Written by Will Knight
A week after its algorithms advised people to eat rocks and put glue on pizza, Google admitted Thursday that it needed to make adjustments to its bold new generative AI search feature. The episode highlights the risks of Google’s aggressive drive to commercialize generative AI—and also the treacherous and fundamental limitations of that technology.
Google’s AI Overviews feature draws on Gemini, a large language model like the one behind OpenAI’s ChatGPT, to generate written answers to some search queries by summarizing information found online. The current AI boom is built around LLMs’ impressive fluency with text, but the software can also use that facility to put a convincing gloss on untruths or errors. Using the technology to summarize online information promises can make search results easier to digest, but it is hazardous when online sources are contractionary or when people may use the information to make important decisions.
“You can get a quick snappy prototype now fairly quickly with an LLM, but to actually make it so that it doesn’t tell you to eat rocks takes a lot of work,” says Richard Socher, who made key contributions to AI for language as a researcher and, in late 2021, launched an AI-centric search engine called You.com.
Socher discusses the challenges of managing large language models (LLMs) due to their lack of real-world understanding and the abundance of unreliable information on the internet. He emphasizes the value of providing users with multiple perspectives rather than a single answer in some instances.

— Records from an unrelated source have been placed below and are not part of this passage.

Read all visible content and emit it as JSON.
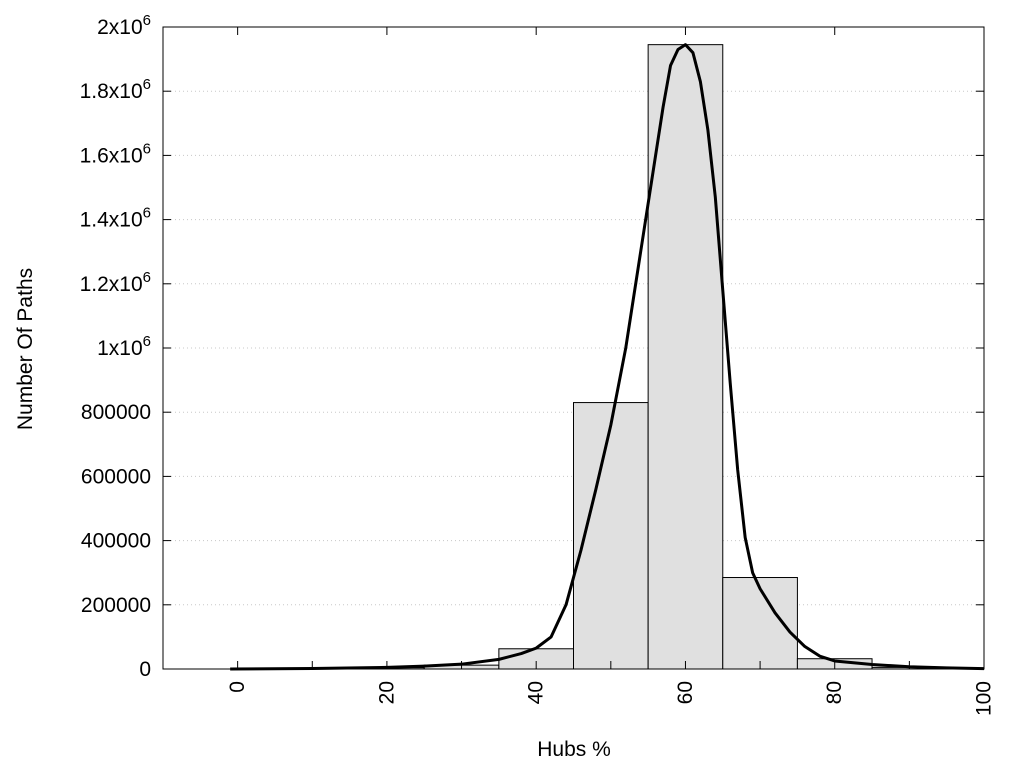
{
  "chart_data": {
    "type": "bar",
    "xlabel": "Hubs %",
    "ylabel": "Number Of Paths",
    "xlim": [
      -10,
      100
    ],
    "ylim": [
      0,
      2000000
    ],
    "x_ticks": [
      0,
      20,
      40,
      60,
      80,
      100
    ],
    "y_ticks": [
      {
        "value": 0,
        "label": "0"
      },
      {
        "value": 200000,
        "label": "200000"
      },
      {
        "value": 400000,
        "label": "400000"
      },
      {
        "value": 600000,
        "label": "600000"
      },
      {
        "value": 800000,
        "label": "800000"
      },
      {
        "value": 1000000,
        "label": "1x10",
        "exp": "6"
      },
      {
        "value": 1200000,
        "label": "1.2x10",
        "exp": "6"
      },
      {
        "value": 1400000,
        "label": "1.4x10",
        "exp": "6"
      },
      {
        "value": 1600000,
        "label": "1.6x10",
        "exp": "6"
      },
      {
        "value": 1800000,
        "label": "1.8x10",
        "exp": "6"
      },
      {
        "value": 2000000,
        "label": "2x10",
        "exp": "6"
      }
    ],
    "grid": true,
    "bar_fill": "#e0e0e0",
    "bars": [
      {
        "center": 0,
        "value": 0
      },
      {
        "center": 10,
        "value": 1500
      },
      {
        "center": 20,
        "value": 4000
      },
      {
        "center": 30,
        "value": 12000
      },
      {
        "center": 40,
        "value": 63000
      },
      {
        "center": 50,
        "value": 830000
      },
      {
        "center": 60,
        "value": 1945000
      },
      {
        "center": 70,
        "value": 285000
      },
      {
        "center": 80,
        "value": 32000
      },
      {
        "center": 90,
        "value": 5000
      }
    ],
    "bar_width": 10,
    "curve": {
      "x": [
        -1,
        10,
        20,
        25,
        30,
        35,
        38,
        40,
        42,
        44,
        46,
        48,
        50,
        52,
        54,
        56,
        57,
        58,
        59,
        60,
        61,
        62,
        63,
        64,
        65,
        66,
        67,
        68,
        69,
        70,
        72,
        74,
        76,
        78,
        80,
        85,
        90,
        95,
        100
      ],
      "y": [
        0,
        1500,
        5000,
        9000,
        15000,
        30000,
        48000,
        65000,
        100000,
        200000,
        370000,
        560000,
        760000,
        1000000,
        1300000,
        1600000,
        1750000,
        1880000,
        1930000,
        1945000,
        1920000,
        1830000,
        1680000,
        1470000,
        1180000,
        890000,
        620000,
        410000,
        300000,
        250000,
        175000,
        115000,
        70000,
        40000,
        25000,
        14000,
        7000,
        3500,
        1000
      ]
    }
  }
}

According to Liz Reid, Google’s head of search, written in a recent blog post, extensive testing was conducted prior to the launch of AI Overviews. However, incidents such as the rock eating and glue pizza mishaps, derived from a satirical article and a humorous Reddit comment respectively, have led to further modifications. These adjustments aim at improving the detection of nonsensical queries and decreasing reliance on user-generated content, Google indicates.

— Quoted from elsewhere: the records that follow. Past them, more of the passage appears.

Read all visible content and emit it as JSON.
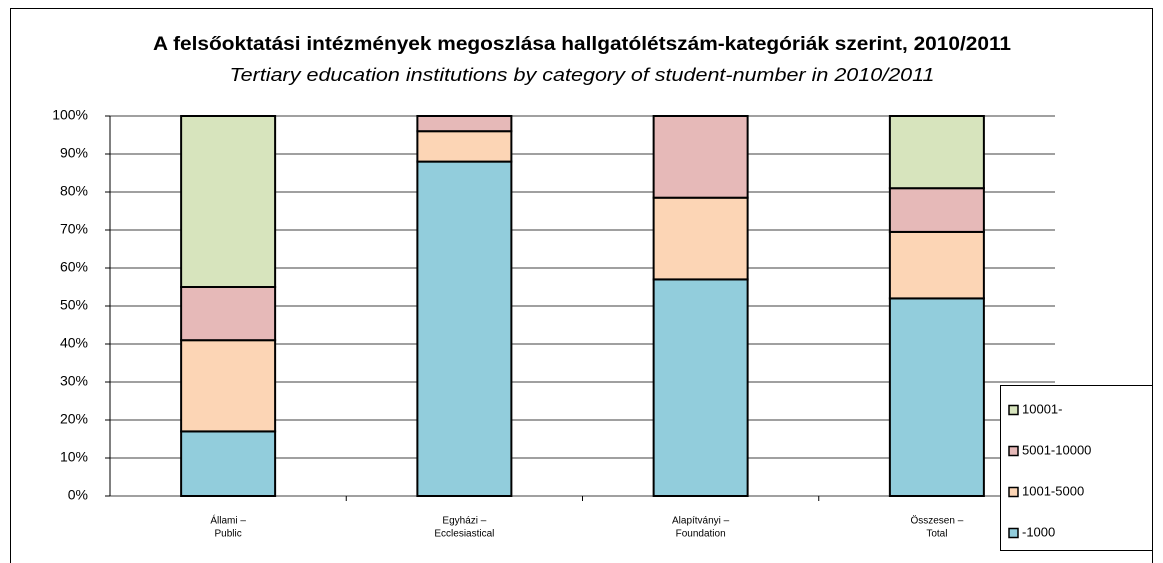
{
  "chart_data": {
    "type": "stacked_bar",
    "title": "A felsőoktatási intézmények megoszlása hallgatólétszám-kategóriák szerint, 2010/2011",
    "subtitle": "Tertiary education institutions by category of student-number in 2010/2011",
    "categories": [
      [
        "Állami –",
        "Public"
      ],
      [
        "Egyházi –",
        "Ecclesiastical"
      ],
      [
        "Alapítványi –",
        "Foundation"
      ],
      [
        "Összesen –",
        "Total"
      ]
    ],
    "series": [
      {
        "name": "-1000",
        "color": "#92cddc",
        "values": [
          17,
          88,
          57,
          52
        ]
      },
      {
        "name": "1001-5000",
        "color": "#fcd5b5",
        "values": [
          24,
          8,
          21.5,
          17.5
        ]
      },
      {
        "name": "5001-10000",
        "color": "#e6b9b8",
        "values": [
          14,
          4,
          21.5,
          11.5
        ]
      },
      {
        "name": "10001-",
        "color": "#d7e4bd",
        "values": [
          45,
          0,
          0,
          19
        ]
      }
    ],
    "ylim": [
      0,
      100
    ],
    "yticks": [
      {
        "value": 0,
        "label": "0%"
      },
      {
        "value": 10,
        "label": "10%"
      },
      {
        "value": 20,
        "label": "20%"
      },
      {
        "value": 30,
        "label": "30%"
      },
      {
        "value": 40,
        "label": "40%"
      },
      {
        "value": 50,
        "label": "50%"
      },
      {
        "value": 60,
        "label": "60%"
      },
      {
        "value": 70,
        "label": "70%"
      },
      {
        "value": 80,
        "label": "80%"
      },
      {
        "value": 90,
        "label": "90%"
      },
      {
        "value": 100,
        "label": "100%"
      }
    ],
    "grid": true,
    "legend": "right"
  }
}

Socher claims that You.com typically avoids the errors that Google’s AI Overviews encounter because his team employs about a dozen strategies to prevent misbehavior of LLMs during searches.
“We achieve greater accuracy because we invest heavily in it,” mentions Socher. He outlines that You.com not only operates with a specially crafted web index that aids LLMs in avoiding false information but also selects from an array of LLMs for specific inquiries, and incorporates a citation feature that addresses contradictory sources. Nonetheless, mastering AI-driven search remains a complex task. WIRED reports that You.com erroneously responded to a query on Friday, which erroneously stated that no African nations start with ‘K’, despite successfully handling this question in past evaluations.

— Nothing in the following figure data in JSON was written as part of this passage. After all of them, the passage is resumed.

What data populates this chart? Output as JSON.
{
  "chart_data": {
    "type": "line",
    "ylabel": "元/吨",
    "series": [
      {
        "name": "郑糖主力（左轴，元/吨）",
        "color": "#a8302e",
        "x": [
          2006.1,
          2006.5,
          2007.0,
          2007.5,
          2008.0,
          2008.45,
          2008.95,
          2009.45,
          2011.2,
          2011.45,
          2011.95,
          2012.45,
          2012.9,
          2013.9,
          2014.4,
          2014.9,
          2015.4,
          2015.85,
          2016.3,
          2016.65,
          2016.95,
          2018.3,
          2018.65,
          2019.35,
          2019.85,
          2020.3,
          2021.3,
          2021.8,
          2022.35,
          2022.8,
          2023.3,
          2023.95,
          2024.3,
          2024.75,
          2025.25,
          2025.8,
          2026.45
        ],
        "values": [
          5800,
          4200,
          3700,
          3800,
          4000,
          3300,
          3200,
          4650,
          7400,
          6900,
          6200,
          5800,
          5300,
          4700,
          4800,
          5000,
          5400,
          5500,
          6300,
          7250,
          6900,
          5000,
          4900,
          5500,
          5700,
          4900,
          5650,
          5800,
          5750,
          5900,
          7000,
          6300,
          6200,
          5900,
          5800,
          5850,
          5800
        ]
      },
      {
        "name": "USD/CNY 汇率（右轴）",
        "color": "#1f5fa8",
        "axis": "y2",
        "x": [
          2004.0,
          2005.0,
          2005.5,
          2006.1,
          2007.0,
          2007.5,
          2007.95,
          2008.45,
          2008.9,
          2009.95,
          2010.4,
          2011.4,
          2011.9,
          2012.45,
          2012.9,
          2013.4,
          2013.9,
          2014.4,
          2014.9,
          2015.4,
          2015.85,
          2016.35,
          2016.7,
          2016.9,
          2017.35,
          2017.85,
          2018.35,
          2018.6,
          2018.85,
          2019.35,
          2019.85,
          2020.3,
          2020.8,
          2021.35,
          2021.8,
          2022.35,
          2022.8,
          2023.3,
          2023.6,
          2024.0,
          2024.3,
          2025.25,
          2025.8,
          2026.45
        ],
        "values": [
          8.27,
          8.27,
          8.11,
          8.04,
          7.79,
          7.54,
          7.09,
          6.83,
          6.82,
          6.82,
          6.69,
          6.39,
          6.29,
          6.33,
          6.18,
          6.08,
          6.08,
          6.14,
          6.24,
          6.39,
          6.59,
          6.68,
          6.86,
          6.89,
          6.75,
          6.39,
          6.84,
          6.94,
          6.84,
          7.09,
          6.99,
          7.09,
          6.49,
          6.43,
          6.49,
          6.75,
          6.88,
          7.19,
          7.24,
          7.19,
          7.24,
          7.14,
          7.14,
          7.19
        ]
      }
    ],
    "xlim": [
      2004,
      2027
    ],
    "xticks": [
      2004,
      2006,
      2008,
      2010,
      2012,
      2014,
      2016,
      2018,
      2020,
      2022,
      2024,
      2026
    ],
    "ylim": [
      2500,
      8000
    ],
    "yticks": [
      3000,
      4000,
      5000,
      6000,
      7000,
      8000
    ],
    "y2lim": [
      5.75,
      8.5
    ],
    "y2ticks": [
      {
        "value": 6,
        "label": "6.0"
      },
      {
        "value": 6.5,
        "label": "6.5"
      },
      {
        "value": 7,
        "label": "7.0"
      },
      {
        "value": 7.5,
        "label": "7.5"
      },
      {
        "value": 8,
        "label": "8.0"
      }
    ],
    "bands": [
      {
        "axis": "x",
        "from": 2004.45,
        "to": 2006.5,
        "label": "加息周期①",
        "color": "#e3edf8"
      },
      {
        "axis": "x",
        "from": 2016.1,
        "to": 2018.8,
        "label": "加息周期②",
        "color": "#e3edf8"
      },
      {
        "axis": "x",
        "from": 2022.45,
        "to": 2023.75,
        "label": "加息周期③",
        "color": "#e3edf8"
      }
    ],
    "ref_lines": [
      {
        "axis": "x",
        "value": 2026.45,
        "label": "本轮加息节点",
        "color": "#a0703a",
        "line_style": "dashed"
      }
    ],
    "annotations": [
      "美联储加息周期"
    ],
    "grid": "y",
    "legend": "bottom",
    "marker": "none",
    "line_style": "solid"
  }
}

Google’s recent introduction of generative AI into its flagship services is a strategic response to the tech sector’s paradigm shift sparked by OpenAI’s unveiling of ChatGPT in November 2022. Shortly after ChatGPT’s introduction, Microsoft, leveraging its association with OpenAI, enhanced its search engine Bing with similar technologies. Despite encountering issues with AI inaccuracies and peculiar responses, Microsoft’s CEO, Satya Nadella, expressed that this initiative was meant to pose a competitive challenge to Google, remarking “I want people to know we made them dance.”
It is highly challenging for the AI to consistently achieve accuracy due to its inherent complexities.
Critics argue that Google may have prematurely deployed its AI enhancements, especially for sensitive topics like medical and financial information. “I’m surprised they launched it as it is for as many queries—I thought they’d be more cautious,” noted Barry Schwartz, a news editor at Search Engine Lang, a platform monitoring the search industry. He mentioned that it’s crucial for Google to foresee and counteract attempts to mislead AI Overviews. Schwartz emphasized that displaying these results by default on their most important platform requires careful consideration.Barry Schwartz
Lily Ray, an SEO consultant who was deeply involved in beta testing of Google’s preliminary model known as Search Generative Experience, wasn’t taken aback by the recent errors. “I think it’s virtually impossible for it to always get everything right,” she stated, emphasizing the inevitable pitfalls of AI technology.More on Google’s Search Generative Experience Lily Ray.
By Kim Zetter
By Nena Farrell
By Will Knight
By Julian Chokkattu
Even if blatant errors like suggesting people eat rocks become less common, AI search can fail in other ways. Ray has documented more subtle problems with AI Overviews, including summaries that sometimes draw on poor sources such as sites that are from another region or even defunct websites—something she says could provide less useful information to users who are hunting for product recommendations, for instance. Those who work on optimizing content for Google’s Search algorithm are still trying to understand what’s going on. “Within our industry right now, the level of confusion is on the charts,” she says.
Even if industry experts and consumers get more familiar with how the new Google search behaves, don’t expect it to stop making mistakes. Daniel Griffin, a search consultant and researcher who is developing tools to make it easy to compare different AI-powered search services, says that Google faced similar problems when it launched Featured Snippets, which answered queries with text quoted from websites, in 2014.
Griffin says he expects Google to iron out some of the most glaring problems with AI Overviews, but that it’s important to remember no one has solved the problem of LLMs failing to grasp what is true, or their tendency to fabricate information. “It’s not just a problem with AI,” he says. “It’s the web, it’s the world. There’s not really a truth, necessarily.”